In 2011, the FFF launched a campaign to promote women's football with Adriana Karembeu in the spotlight. This glamorous campaign was reminiscent of the shock of 2009 where four players posed naked with a shocking slogan (“Does it have to come to this for you to come and see us play?”). In 2019, have things changed? Nike or Qatar Airways, if they notably feature a country governed by women's football, in which the players reign supreme, systematically include a male face, Neymar, in their advertisements. Women never without men, in short ...
SNCF advertising does not manage to disentangle itself from the clichés of ordinary sexism. “We were told, you will never make it. We were told, you don't have the talent, you have nothing to do here. The skills or performance of women are not put forward, but rather a notion of prevention and socialization of women. The exterior looks are more emphasized than the female performance. Values and beautiful images before victory and skills.
The operator Orange has certainly chosen the best angle by showing realism on the problem of the lack of media coverage of women's football teams. To produce the spot, Orange relied on figures collected after a survey of the general public on the perception of 5 players (Thiney, Le Sommer, Henry, Bouhaddi, Asseyi). 14% of French people think in particular that the captain of the national team, Amandine Henry, is a star chef.

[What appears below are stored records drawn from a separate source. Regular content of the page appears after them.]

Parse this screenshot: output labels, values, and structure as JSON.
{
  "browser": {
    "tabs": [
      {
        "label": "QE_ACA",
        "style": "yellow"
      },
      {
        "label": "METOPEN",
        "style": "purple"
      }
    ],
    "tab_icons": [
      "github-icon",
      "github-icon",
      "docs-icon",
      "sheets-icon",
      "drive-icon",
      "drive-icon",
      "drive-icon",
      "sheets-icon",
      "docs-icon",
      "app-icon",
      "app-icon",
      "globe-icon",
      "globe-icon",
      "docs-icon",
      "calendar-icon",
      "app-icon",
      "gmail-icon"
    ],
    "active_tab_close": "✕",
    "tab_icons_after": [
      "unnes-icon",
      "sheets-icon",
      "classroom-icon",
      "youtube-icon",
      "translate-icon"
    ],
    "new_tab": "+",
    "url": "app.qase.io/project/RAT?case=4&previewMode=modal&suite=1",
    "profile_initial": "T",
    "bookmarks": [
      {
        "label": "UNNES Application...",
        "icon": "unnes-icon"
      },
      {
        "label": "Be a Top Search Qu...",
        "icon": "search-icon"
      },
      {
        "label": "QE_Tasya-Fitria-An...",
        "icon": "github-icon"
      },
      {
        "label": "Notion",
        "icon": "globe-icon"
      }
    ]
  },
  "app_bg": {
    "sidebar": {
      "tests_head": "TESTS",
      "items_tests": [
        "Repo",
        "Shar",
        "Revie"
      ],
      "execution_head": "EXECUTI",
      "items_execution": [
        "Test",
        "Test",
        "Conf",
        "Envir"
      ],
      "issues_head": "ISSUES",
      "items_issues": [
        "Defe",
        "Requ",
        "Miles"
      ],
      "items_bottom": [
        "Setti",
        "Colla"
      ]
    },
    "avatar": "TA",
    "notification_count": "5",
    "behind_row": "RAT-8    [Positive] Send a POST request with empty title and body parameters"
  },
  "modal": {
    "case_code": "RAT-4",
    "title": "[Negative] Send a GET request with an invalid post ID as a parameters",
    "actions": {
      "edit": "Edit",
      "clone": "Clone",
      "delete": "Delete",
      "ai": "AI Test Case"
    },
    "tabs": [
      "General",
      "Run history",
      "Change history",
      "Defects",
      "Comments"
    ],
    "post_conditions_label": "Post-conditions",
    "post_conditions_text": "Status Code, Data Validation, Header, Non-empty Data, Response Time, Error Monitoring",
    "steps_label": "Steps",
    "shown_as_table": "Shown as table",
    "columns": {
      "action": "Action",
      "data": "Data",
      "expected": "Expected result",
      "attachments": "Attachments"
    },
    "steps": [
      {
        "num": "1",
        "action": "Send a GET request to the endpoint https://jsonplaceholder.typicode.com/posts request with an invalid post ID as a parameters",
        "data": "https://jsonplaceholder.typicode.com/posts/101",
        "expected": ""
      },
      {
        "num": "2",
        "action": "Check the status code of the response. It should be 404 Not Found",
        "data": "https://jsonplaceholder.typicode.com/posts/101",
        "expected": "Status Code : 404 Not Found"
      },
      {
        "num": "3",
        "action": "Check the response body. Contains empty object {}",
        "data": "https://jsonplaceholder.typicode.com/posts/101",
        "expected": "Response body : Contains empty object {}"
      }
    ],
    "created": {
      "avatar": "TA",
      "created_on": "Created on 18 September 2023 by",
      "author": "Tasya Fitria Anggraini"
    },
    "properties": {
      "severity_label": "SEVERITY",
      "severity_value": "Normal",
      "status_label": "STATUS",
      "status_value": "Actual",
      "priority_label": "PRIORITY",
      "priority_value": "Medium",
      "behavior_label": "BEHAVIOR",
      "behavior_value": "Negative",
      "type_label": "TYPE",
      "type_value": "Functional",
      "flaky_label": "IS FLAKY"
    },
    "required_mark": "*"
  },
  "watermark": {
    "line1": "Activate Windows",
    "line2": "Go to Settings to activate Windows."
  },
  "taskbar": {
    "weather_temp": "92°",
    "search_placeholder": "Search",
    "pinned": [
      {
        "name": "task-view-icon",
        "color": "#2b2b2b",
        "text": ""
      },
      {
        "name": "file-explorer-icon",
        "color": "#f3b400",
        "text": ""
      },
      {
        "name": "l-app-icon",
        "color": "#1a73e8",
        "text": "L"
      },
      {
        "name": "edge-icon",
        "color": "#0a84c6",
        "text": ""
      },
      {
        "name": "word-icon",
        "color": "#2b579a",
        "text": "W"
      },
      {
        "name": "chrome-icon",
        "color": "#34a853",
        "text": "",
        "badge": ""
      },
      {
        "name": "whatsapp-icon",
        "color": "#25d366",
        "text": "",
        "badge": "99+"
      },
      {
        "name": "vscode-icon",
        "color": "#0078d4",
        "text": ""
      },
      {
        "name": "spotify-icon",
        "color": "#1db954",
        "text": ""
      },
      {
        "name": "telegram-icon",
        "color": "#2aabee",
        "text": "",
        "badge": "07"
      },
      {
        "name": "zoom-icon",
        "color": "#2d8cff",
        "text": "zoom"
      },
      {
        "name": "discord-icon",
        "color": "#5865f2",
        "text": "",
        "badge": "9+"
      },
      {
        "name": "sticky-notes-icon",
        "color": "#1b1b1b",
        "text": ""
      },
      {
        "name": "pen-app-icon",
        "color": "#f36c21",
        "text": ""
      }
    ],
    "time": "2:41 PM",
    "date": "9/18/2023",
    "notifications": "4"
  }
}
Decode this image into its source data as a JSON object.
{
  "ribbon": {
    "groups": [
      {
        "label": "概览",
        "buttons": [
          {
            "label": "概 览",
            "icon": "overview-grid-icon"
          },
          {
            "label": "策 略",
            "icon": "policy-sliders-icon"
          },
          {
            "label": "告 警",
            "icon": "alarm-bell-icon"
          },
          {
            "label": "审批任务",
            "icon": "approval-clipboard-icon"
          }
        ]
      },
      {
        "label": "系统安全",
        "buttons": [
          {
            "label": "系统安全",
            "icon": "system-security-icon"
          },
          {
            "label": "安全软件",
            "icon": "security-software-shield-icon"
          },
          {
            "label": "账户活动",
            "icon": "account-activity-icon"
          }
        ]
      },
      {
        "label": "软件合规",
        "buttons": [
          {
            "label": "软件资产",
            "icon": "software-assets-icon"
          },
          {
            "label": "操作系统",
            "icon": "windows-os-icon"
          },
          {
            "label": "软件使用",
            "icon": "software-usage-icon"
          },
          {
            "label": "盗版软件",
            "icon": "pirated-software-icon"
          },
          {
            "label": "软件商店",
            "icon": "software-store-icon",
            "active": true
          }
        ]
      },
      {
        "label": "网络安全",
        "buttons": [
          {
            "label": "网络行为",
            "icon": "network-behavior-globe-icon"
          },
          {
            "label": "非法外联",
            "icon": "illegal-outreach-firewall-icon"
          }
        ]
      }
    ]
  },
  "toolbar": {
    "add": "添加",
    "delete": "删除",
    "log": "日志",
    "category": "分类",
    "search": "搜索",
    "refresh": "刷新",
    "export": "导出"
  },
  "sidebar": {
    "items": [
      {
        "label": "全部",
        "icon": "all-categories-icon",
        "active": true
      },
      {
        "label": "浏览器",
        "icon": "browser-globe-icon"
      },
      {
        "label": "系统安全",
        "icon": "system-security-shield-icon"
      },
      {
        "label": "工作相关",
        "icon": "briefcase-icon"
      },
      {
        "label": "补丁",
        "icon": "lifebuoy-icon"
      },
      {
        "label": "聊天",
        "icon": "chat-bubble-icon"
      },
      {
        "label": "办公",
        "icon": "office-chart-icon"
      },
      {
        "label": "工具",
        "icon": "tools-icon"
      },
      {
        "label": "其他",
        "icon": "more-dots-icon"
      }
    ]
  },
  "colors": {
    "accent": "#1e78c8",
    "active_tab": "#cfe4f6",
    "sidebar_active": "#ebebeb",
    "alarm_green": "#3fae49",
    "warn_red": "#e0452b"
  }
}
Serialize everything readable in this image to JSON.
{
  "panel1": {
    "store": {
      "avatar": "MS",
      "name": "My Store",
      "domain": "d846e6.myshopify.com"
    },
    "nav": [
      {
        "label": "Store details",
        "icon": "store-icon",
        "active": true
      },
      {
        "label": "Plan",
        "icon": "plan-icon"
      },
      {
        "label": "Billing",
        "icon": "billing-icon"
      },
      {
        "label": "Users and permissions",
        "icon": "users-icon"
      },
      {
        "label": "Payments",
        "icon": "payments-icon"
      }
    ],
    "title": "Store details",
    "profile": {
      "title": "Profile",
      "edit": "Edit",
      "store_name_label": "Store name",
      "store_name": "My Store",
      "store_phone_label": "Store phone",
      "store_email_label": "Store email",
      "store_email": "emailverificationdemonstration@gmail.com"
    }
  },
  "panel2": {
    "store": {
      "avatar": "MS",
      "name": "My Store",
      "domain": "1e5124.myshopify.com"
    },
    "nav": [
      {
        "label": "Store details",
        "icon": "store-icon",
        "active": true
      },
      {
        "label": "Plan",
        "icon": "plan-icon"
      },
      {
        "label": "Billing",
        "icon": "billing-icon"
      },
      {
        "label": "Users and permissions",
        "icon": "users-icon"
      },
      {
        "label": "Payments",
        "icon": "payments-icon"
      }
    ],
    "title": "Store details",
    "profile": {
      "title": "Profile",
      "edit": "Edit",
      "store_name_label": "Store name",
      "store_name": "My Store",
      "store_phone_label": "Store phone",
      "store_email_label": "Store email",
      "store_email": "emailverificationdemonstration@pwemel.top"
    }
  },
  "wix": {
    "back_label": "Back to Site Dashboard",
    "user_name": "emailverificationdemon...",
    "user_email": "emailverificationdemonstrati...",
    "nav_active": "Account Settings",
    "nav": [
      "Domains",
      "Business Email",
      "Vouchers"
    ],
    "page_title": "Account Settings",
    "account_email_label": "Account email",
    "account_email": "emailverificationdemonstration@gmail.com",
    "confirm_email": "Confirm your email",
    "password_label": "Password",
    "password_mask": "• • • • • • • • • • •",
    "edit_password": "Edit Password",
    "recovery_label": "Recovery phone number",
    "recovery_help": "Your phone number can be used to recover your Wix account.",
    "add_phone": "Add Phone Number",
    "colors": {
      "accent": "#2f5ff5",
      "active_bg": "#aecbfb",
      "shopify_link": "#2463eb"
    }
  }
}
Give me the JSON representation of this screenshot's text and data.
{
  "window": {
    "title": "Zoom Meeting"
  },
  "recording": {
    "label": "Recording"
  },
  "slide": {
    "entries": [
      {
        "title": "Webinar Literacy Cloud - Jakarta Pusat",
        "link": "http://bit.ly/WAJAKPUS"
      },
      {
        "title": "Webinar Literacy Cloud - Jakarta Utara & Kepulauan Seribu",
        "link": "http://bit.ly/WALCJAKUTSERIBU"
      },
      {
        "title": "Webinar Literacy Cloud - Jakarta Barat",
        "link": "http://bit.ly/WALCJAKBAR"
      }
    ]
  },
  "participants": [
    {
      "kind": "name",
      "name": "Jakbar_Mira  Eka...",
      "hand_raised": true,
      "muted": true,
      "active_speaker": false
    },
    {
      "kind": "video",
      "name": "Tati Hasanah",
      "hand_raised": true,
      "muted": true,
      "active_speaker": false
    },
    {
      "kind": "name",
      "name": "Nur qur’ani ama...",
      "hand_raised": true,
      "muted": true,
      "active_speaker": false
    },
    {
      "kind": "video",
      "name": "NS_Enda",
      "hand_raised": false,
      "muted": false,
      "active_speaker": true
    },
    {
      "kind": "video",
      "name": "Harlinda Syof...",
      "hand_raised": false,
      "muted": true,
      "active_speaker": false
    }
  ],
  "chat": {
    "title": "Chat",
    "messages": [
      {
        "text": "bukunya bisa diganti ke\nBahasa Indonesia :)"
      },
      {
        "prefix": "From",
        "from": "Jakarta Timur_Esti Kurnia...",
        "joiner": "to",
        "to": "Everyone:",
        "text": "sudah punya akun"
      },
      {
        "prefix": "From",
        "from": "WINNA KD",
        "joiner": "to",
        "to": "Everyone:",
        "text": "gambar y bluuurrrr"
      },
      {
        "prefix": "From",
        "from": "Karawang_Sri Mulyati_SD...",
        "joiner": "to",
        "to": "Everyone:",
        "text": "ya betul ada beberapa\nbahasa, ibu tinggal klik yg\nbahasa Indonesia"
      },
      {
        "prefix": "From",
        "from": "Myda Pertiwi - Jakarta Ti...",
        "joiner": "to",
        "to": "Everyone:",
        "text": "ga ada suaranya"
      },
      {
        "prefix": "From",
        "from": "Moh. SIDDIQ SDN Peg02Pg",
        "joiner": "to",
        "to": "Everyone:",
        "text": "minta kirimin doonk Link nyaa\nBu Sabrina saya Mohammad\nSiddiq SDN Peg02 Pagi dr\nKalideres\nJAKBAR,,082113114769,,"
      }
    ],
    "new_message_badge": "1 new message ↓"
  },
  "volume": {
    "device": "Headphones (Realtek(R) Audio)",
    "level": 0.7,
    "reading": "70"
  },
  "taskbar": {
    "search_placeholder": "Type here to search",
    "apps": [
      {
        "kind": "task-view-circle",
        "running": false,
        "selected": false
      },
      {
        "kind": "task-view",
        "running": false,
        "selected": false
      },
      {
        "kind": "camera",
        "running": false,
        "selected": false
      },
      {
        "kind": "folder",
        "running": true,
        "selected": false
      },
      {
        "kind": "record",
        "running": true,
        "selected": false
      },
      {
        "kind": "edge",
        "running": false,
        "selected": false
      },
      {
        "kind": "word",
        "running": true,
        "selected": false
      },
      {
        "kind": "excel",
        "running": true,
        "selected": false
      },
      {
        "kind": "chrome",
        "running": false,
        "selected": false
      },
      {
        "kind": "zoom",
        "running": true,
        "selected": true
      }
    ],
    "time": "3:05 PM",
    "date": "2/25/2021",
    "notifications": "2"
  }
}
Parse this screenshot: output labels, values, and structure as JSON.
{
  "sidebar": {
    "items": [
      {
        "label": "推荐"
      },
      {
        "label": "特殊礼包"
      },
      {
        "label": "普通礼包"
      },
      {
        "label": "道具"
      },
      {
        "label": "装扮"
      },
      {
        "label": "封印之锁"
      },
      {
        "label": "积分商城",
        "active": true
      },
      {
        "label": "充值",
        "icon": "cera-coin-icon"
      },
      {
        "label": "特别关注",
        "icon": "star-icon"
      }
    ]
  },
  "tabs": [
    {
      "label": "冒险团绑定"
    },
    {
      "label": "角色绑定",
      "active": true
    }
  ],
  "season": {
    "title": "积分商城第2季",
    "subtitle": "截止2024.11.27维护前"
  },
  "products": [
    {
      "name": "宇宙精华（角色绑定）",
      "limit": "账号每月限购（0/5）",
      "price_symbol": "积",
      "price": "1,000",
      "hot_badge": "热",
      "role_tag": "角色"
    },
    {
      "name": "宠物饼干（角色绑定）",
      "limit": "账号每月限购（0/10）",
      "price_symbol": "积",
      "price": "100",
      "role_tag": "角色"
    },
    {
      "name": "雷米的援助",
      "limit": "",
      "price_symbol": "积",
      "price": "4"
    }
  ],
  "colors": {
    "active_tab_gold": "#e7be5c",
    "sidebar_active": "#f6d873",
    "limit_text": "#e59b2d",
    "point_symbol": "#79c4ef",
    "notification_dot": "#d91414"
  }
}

The spot promotes a dynamic and colorful image of women, not on values but on their performance, both in their imaginary professions and in the field.
Advertising does not try to persuade spectators that women are on an equal footing with men, it provokes, it launches a challenge, it installs sportswomen as actresses and no longer as passive spectators, "victims" of a media-sports society. conjugated in the masculine. The media affirms sport, sportswomen and this is its very essence.